Most medium and large breed dogs can be service dogs, though Golden and Labrador retrievers are the most common service dog breeds.

Who Should Use A Service Dog?

If you feel like you might be able to benefit from a service dog, speak to your doctor or therapist about the possibilities of owning one, what you would use a service dog for, and the problems you would try to solve by owning a service dog. Anyone who’s life is seriously restricted or affected by a disability/mental illness could likely find a use for a service dog. Just remember that service dogs aren’t a miracle cure and can’t help with every condition.
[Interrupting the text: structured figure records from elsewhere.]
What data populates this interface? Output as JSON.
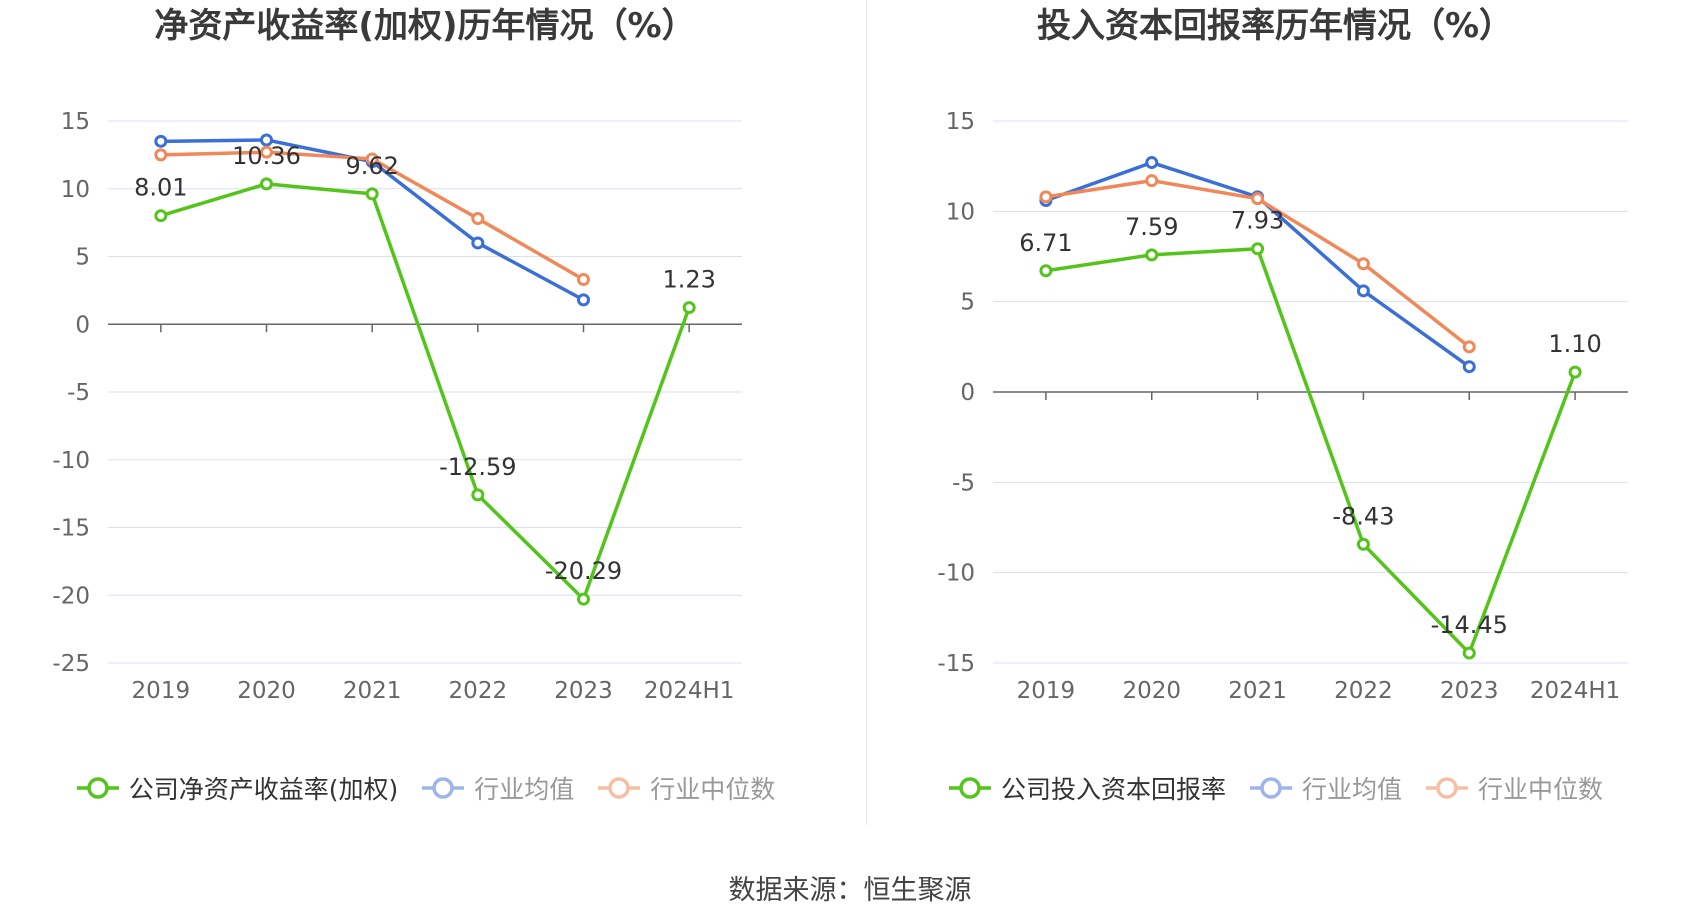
{
  "source_text": "数据来源：恒生聚源",
  "chart_data": [
    {
      "type": "line",
      "title": "净资产收益率(加权)历年情况（%）",
      "categories": [
        "2019",
        "2020",
        "2021",
        "2022",
        "2023",
        "2024H1"
      ],
      "ylim": [
        -25,
        15
      ],
      "yticks": [
        15,
        10,
        5,
        0,
        -5,
        -10,
        -15,
        -20,
        -25
      ],
      "grid": true,
      "legend_position": "bottom",
      "series": [
        {
          "name": "公司净资产收益率(加权)",
          "color": "#52c41a",
          "values": [
            8.01,
            10.36,
            9.62,
            -12.59,
            -20.29,
            1.23
          ],
          "labels": [
            "8.01",
            "10.36",
            "9.62",
            "-12.59",
            "-20.29",
            "1.23"
          ],
          "muted": false
        },
        {
          "name": "行业均值",
          "color": "#3a6fd8",
          "values": [
            13.5,
            13.6,
            12.0,
            6.0,
            1.8,
            null
          ],
          "muted": true
        },
        {
          "name": "行业中位数",
          "color": "#f0885a",
          "values": [
            12.5,
            12.7,
            12.2,
            7.8,
            3.3,
            null
          ],
          "muted": true
        }
      ]
    },
    {
      "type": "line",
      "title": "投入资本回报率历年情况（%）",
      "categories": [
        "2019",
        "2020",
        "2021",
        "2022",
        "2023",
        "2024H1"
      ],
      "ylim": [
        -15,
        15
      ],
      "yticks": [
        15,
        10,
        5,
        0,
        -5,
        -10,
        -15
      ],
      "grid": true,
      "legend_position": "bottom",
      "series": [
        {
          "name": "公司投入资本回报率",
          "color": "#52c41a",
          "values": [
            6.71,
            7.59,
            7.93,
            -8.43,
            -14.45,
            1.1
          ],
          "labels": [
            "6.71",
            "7.59",
            "7.93",
            "-8.43",
            "-14.45",
            "1.10"
          ],
          "muted": false
        },
        {
          "name": "行业均值",
          "color": "#3a6fd8",
          "values": [
            10.6,
            12.7,
            10.8,
            5.6,
            1.4,
            null
          ],
          "muted": true
        },
        {
          "name": "行业中位数",
          "color": "#f0885a",
          "values": [
            10.8,
            11.7,
            10.7,
            7.1,
            2.5,
            null
          ],
          "muted": true
        }
      ]
    }
  ]
}
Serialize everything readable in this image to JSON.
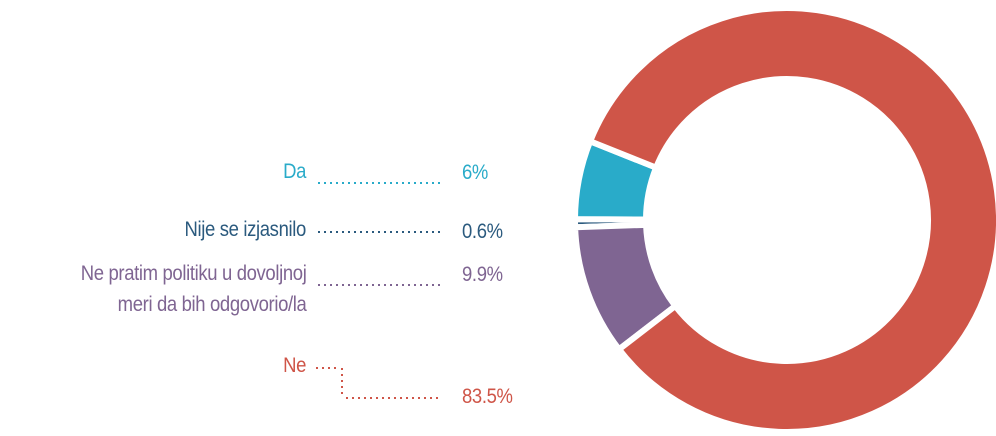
{
  "chart_data": {
    "type": "donut",
    "series": [
      {
        "name": "Da",
        "color": "#29abc9",
        "values": [
          6
        ],
        "value_labels": [
          "6%"
        ]
      },
      {
        "name": "Nije se izjasnilo",
        "color": "#2b5a7e",
        "values": [
          0.6
        ],
        "value_labels": [
          "0.6%"
        ]
      },
      {
        "name": "Ne pratim politiku u dovoljnoj\nmeri da bih odgovorio/la",
        "color": "#7f6592",
        "values": [
          9.9
        ],
        "value_labels": [
          "9.9%"
        ]
      },
      {
        "name": "Ne",
        "color": "#cf5548",
        "values": [
          83.5
        ],
        "value_labels": [
          "83.5%"
        ]
      }
    ]
  }
}
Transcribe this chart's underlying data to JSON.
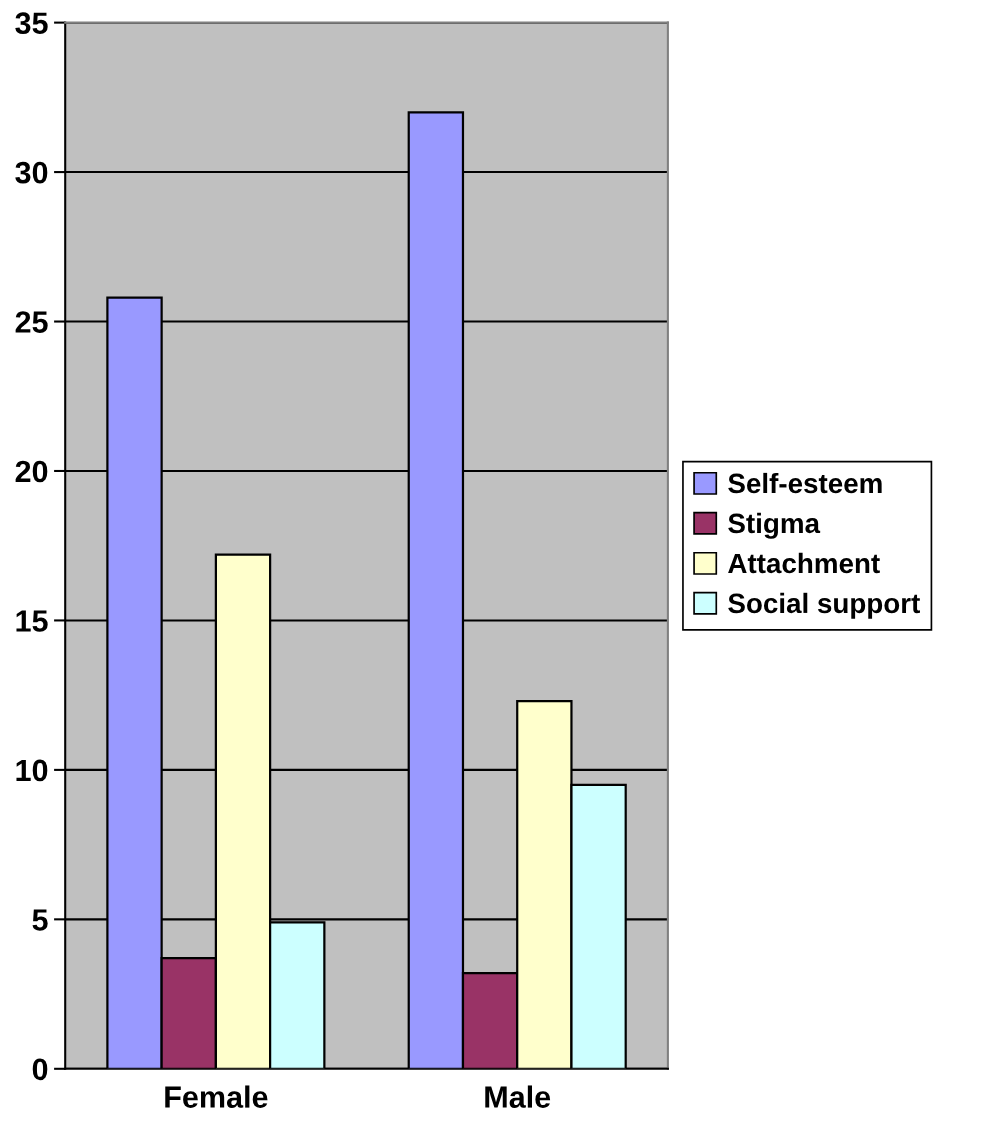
{
  "chart_data": {
    "type": "bar",
    "categories": [
      "Female",
      "Male"
    ],
    "series": [
      {
        "name": "Self-esteem",
        "color": "#9999ff",
        "values": [
          25.8,
          32.0
        ]
      },
      {
        "name": "Stigma",
        "color": "#993366",
        "values": [
          3.7,
          3.2
        ]
      },
      {
        "name": "Attachment",
        "color": "#ffffcc",
        "values": [
          17.2,
          12.3
        ]
      },
      {
        "name": "Social support",
        "color": "#ccffff",
        "values": [
          4.9,
          9.5
        ]
      }
    ],
    "ylim": [
      0,
      35
    ],
    "yticks": [
      0,
      5,
      10,
      15,
      20,
      25,
      30,
      35
    ],
    "grid": "y",
    "legend": "right"
  }
}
Anyone can technically own a service dog, but whether or not the dog is classified as a working service dog or is assigned to a person is another story. Simply owning a service dog doesn’t necessarily make your dog a working service dog, and many service dog trainers won’t work with individuals who don’t meet certain qualifications. This is why it’s important to speak with your therapist or doctor about your options.
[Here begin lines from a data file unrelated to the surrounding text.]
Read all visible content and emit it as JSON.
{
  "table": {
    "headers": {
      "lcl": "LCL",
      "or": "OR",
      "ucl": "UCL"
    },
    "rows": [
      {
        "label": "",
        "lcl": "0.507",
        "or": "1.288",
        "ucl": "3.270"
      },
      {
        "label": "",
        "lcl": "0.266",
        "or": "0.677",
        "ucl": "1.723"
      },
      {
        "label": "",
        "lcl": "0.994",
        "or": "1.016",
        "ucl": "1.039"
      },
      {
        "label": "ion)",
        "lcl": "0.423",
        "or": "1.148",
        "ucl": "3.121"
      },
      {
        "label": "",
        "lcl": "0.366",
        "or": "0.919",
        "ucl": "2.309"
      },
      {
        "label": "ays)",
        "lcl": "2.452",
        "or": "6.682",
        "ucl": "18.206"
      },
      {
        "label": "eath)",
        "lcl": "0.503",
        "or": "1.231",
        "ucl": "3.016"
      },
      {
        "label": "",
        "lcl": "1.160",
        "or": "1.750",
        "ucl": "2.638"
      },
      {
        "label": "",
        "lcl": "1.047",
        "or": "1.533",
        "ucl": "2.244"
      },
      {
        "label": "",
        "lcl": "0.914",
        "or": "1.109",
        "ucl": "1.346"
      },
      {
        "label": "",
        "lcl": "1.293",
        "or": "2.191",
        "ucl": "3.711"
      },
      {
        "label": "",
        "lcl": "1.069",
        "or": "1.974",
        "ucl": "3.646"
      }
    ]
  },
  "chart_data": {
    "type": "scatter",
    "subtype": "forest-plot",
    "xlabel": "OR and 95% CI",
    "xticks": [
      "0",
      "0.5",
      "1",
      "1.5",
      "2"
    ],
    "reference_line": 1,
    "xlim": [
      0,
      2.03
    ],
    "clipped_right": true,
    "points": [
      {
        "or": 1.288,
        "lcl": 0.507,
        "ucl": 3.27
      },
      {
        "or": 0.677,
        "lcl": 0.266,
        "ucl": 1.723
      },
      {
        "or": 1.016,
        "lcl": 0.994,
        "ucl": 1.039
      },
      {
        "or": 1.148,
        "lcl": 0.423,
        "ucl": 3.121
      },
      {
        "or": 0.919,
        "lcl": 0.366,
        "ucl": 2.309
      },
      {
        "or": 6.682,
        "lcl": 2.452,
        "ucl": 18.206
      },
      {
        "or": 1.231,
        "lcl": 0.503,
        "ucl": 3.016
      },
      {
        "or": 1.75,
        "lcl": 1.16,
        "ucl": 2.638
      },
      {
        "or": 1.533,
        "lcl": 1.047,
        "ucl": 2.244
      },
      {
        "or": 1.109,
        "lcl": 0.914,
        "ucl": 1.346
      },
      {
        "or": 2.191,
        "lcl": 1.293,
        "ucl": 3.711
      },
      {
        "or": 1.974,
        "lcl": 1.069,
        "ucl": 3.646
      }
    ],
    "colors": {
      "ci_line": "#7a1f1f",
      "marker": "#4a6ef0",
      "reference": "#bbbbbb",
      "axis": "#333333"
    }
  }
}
How Service Dogs Can Help With Anxiety and Depression

While service dogs have traditionally performed tasks for physical disabilities, service dogs trained to help people with anxiety and depression are becoming more commonplace. One of the major issues that people with anxiety and/or depression face is self-imposed isolation.

Individuals with severe anxiety and depression isolate themselves for a variety of reasons, though most commonly it stems from a fear of the outside world, other people, and the stress those things can create.

Service dogs help break that isolation and fear in a variety of ways:

Unconditional love

This gives people who might feel undeserving of love and attention a constant source of it and provides people who are too anxiety-ridden to seek out these things from other people. As anyone who’s ever owned a dog knows, one of the best things about being a pet-parent is that dogs show their owners, unconditional love. Dogs don’t judge their owners, place expectations on them, or have any requirements for showing affection.

For people struggling with mental illnesses, simple things like changing clothes or getting out of bed can be a major ordeal. Having a service dog there during these daily routines can help people feel less alone and more confident.

New responsibilities

Another challenge that people with depression and/or anxiety face is keeping up with their daily chores, errands, and duties. People with these mental illnesses struggle with simple things like getting to work on time, keeping up their laundry, maintaining their finances, and so on.

A service dog adds to that list of chores – they need to be fed, walked, bathed, loved, and cared for. Unlike their laundry or checking their bank account, performing the chores of dog-ownership aren’t optional. A dog has to be fed and walked, and since they provide an obvious and immediate reward for their owner, there is more motivation for the owner to perform these chores.

This can help those with anxiety and depression in two big ways. First, it gives them a sense of purpose and duty. Their dog needs them, and that means they have to keep themselves together for their dog. And second, it can help that individual with finding the motivation and discipline to start completing other chores on a routine basis.

Recognize panic attacks

Panic attacks are when a person with anxiety enters fight or flight mode over a circumstance that does not require that level of adrenaline or stress. For example, something as simple as ordering food might push an anxious person into a heightened state of stress.

On top of being scary, distressing, and embarrassing, panic attacks can be very hard to recognize for the people around the struggling individual. For everyone else, nothing has changed, but for the person having a panic attack, the world has entered a state of immediate turmoil.

Even though people might have a hard time recognizing panic attacks, that doesn’t stop service dogs. Thanks to their heightened senses and training, they can detect panic attacks as soon as they start and begin working with their owner to minimize the effects of the attack – generally through soothing techniques.